Case studies
I would like to clarify one question attributed to me in Windy City Times coverage of the town-hall meeting that was scheduled to feature Superintendent Jody P. Weis.
At the public meeting featuring Chicago Police Department ( CPD ) officials May 26, I asked CPD Chief of Detectives Thomas Byrne if he would agree to facilitate a gay homicide investigation in-service training course for CPD and suburban investigators. I did not ask for the creation of a "gay homicide division."
Local law enforcement in general, and the CPD in particular, need to better recognize and acknowledge gay homicide occurrences and investigations. Because several unsolved gay homicides have been compromised by inadequate investigations, a legitimate concern exists as to how CPD responds to these cases beginning with recognizing these crimes for what they are. Being gay isn't the crime in these violent criminal offenses.
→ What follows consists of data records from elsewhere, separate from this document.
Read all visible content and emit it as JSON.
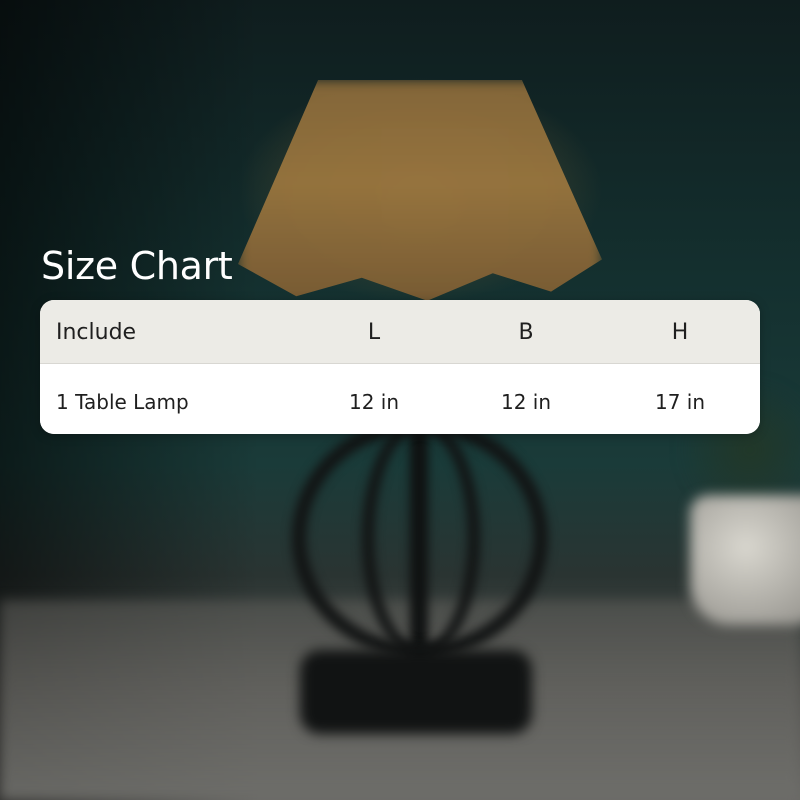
{
  "title": "Size Chart",
  "table": {
    "headers": {
      "include": "Include",
      "length": "L",
      "breadth": "B",
      "height": "H"
    },
    "rows": [
      {
        "include": "1 Table Lamp",
        "length": "12 in",
        "breadth": "12 in",
        "height": "17 in"
      }
    ]
  },
  "colors": {
    "title_text": "#ffffff",
    "table_header_bg": "#ecebe6",
    "table_body_bg": "#ffffff",
    "table_text": "#1f1f1f"
  }
}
After the 2005 arrest of the person believed to be the "Fernando" suspect implicated in the Kevin Clewer homicide investigation, two homicide detectives were removed from the case as their investigative initiative was not uniformly welcomed by other police personnel. This was evident by unauthorized police statements to media dismissing the "Fernando" arrest while the subject was still in custody and being questioned.
Meanwhile, the designated lead detective in the Clewer case was occupied with defending himself in 17 court cases between 2002 and 2007, according to online records of the clerk of the circuit court of Cook County. This detective was also the focus of an NBC-5 Chicago "Target Five" news investigation. Several people who tried to bring information to the lead detective were treated so poorly that they vowed to avoid future contact with him.
The same two detectives who were removed from the Clewer case were subsequently punitively transferred from homicide after they developed information that another homicide victim, Richard Markley, was known to have frequented the "Bear 411" website under the user name "OperaBear." Markley was a noted tenor at the Lyric Opera of Chicago at the time of his murder. The detectives also developed information from other sources that corroborated Markley as gay.
This investigative development in the Markley case contradicted a determination made by a homicide lieutenant who ordered that Markley would not be viewed as being gay. If Markley was gay, the lieutenant reasoned, it would support the premise that a serial killer was preying upon gay men and that multiple unsolved murders shared commonalitiesa conclusion the CPD was not about to consider. Instead, police theorized that a female prostitute killed Markley, a conclusion not borne out by the investigation. The finding by this now-retired lieutenant was later dismissed as being "old-school" by a police official.
The punitive transfer of homicide detectives for developing investigative leads in gay homicides sent an unmistakable negative message to other detectives: Thoroughly investigating gay murders earned a transfer. Insofar as similar crimes occur throughout the city and because unsolved gay murder cases have been compromised by inadequate investigations, the need for better in-service trainingand for the FBI to review these casesis urgently required.
Bob Zuley
Chicago
Supporting immigration reform
As members of PFLAG ( Parents, Families & Friends of Lesbians & Gays ) we have witnessed and shared in the anguish suffered by these individuals as they have experienced oppression, discrimination and the denial of their civil rights over the years. We have fought alongside them to alleviate the inequities to which they have been subjected and, though much remains to be done, we have seen many advances in LGBT rights as the result of an increasingly enlightened American citizenry with respect to the acceptance of human diversity.
One of the chief remaining obstacles to full civil rights for our LGBT friends and loved ones is the absence, under current U.S. immigration law, of the means by which a member of the American LBGT minority can serve as a sponsor for a partner of another nationality who is seeking U.S. citizenship. Happily, a remedy for this remaining inequity is at hand in legislation sponsored by Sens. Reid, Schumer, Menendez, Durbin and Feinstein as part of a proposed comprehensive reform of U.S. immigration law. Owing to the efforts of these senators, the proposed legislation contains, for the first time, language that would afford LGBT Americans their full rights as citizens to sponsor a foreign national family member for U.S. citizenship. We applaud these courageous legislators and support them in their continuing efforts to achieve civil equality for all Americans.
We hope President Obama retains the level of enthusiasm for immigration reform that he expressed during his campaign for office.